Esta película es una pieza de teatro filmado, con dos personajes y fotografiada en un elegante blanco y negro. Con esta primera descripción de la película, algún lector habrá desistido de seguir leyendo, por no hablar de acudir al cine a su visionado. Pero otros, acordándose de títulos como Un Dios salvaje, La Venus de las pieles o La muerte y la doncella, de Roman Polanski; Doce hombres sin piedad, de Sidney Lumet y Gustavo Pérez Puig en su versión para Estudio 1; La soga, de Alfred Hitchcock; o, recientemente en España, El rey tuerto, de Marc Crehuet, y 7 años, de Roger Gual... quizás sientan curiosidad e interés por conocer esta nueva propuesta.


Las heridas del viento tiene un planteamiento no demasiado original. Un hombre joven está inventariando las pertenencias de su padre, recientemente fallecido, cuando descubre unas apasionadas cartas que un desconocido le enviaba al finado. Este hecho abre una arista desconocida de su progenitor. El comienzo es muy similar al que tenía lugar en Los puentes de Madison, de Clint Eastwood, pero el parecido acaba ahí.


La película, dirigida por el afamado dramaturgo y autor teatral Juan Carlos Rubio, nos ofrece una serie de dinámicos diálogos, no carentes en ocasiones de inteligente humor, en los que los dos personajes que pueblan las escena intentan conocerse a si mismos, a través del conocimiento de la persona fallecida recientemente. La protagonista de la obra es la inconmensurable Kiti Mánver, fascinante en su papel, con un monólogo final en primer plano, sacando lo más profundo del personaje que emocionará a cualquier persona que la presencie que no se esté esculpida en mármol o granito.
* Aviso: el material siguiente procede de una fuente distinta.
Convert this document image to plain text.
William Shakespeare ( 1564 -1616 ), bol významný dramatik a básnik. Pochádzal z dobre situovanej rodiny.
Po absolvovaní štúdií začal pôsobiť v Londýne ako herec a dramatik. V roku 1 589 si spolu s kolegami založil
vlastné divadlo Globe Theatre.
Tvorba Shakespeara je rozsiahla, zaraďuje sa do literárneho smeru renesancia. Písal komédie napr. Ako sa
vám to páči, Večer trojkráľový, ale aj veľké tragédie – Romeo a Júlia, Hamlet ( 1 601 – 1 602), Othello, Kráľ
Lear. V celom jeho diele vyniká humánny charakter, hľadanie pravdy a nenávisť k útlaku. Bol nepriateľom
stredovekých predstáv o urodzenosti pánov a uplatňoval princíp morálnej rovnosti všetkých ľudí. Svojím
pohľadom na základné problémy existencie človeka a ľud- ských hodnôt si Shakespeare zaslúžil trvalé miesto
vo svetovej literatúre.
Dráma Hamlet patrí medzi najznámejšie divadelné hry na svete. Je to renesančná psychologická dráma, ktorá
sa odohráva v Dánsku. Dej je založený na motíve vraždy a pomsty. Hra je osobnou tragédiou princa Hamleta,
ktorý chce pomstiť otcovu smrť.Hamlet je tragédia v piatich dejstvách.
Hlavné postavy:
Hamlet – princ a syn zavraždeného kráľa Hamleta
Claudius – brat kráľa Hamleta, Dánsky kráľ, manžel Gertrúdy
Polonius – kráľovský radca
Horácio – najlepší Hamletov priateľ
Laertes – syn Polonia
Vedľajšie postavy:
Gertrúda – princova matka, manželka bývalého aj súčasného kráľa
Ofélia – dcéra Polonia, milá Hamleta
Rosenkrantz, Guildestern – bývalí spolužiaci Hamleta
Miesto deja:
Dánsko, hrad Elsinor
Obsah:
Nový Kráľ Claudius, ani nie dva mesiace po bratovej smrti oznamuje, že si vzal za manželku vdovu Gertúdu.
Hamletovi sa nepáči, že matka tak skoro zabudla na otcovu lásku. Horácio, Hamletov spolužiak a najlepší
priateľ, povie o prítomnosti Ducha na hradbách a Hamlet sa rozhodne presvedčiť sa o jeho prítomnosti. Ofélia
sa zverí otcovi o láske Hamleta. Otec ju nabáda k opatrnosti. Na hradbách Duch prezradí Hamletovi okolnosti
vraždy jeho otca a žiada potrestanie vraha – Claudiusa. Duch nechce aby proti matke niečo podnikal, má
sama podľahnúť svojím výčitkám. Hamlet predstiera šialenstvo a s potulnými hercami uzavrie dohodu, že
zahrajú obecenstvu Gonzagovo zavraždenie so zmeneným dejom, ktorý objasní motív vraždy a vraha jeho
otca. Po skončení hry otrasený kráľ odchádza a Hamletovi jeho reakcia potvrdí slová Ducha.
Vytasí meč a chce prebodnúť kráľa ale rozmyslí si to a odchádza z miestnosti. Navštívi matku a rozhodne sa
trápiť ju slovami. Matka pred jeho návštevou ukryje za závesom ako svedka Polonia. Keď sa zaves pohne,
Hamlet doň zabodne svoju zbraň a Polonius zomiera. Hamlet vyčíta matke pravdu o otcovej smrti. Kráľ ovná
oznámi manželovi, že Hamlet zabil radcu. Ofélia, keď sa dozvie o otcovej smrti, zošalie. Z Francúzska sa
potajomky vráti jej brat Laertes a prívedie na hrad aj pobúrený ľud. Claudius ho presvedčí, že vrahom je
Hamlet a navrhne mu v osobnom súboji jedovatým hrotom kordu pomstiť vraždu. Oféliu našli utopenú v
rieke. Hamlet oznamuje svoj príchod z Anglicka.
Daniel Muriel se encarga de dar una correcta réplica al personaje principal. La película no oculta ni reniega de su origen teatral. Al final de sus 75 minutos de duración, se abre el plano y vemos que el plató es realmente el escenario de un teatro. Que se trate de teatro filmado no quiere decir que le falte ritmo, al contrario, los diálogos entre los dos personajes se suceden de manera vertiginosa, las localizaciones van cambiando frecuentemente y la cámara no se caracteriza por su estatismo, hasta se permite algún plano con grúa. Una propuesta difícil de olvidar.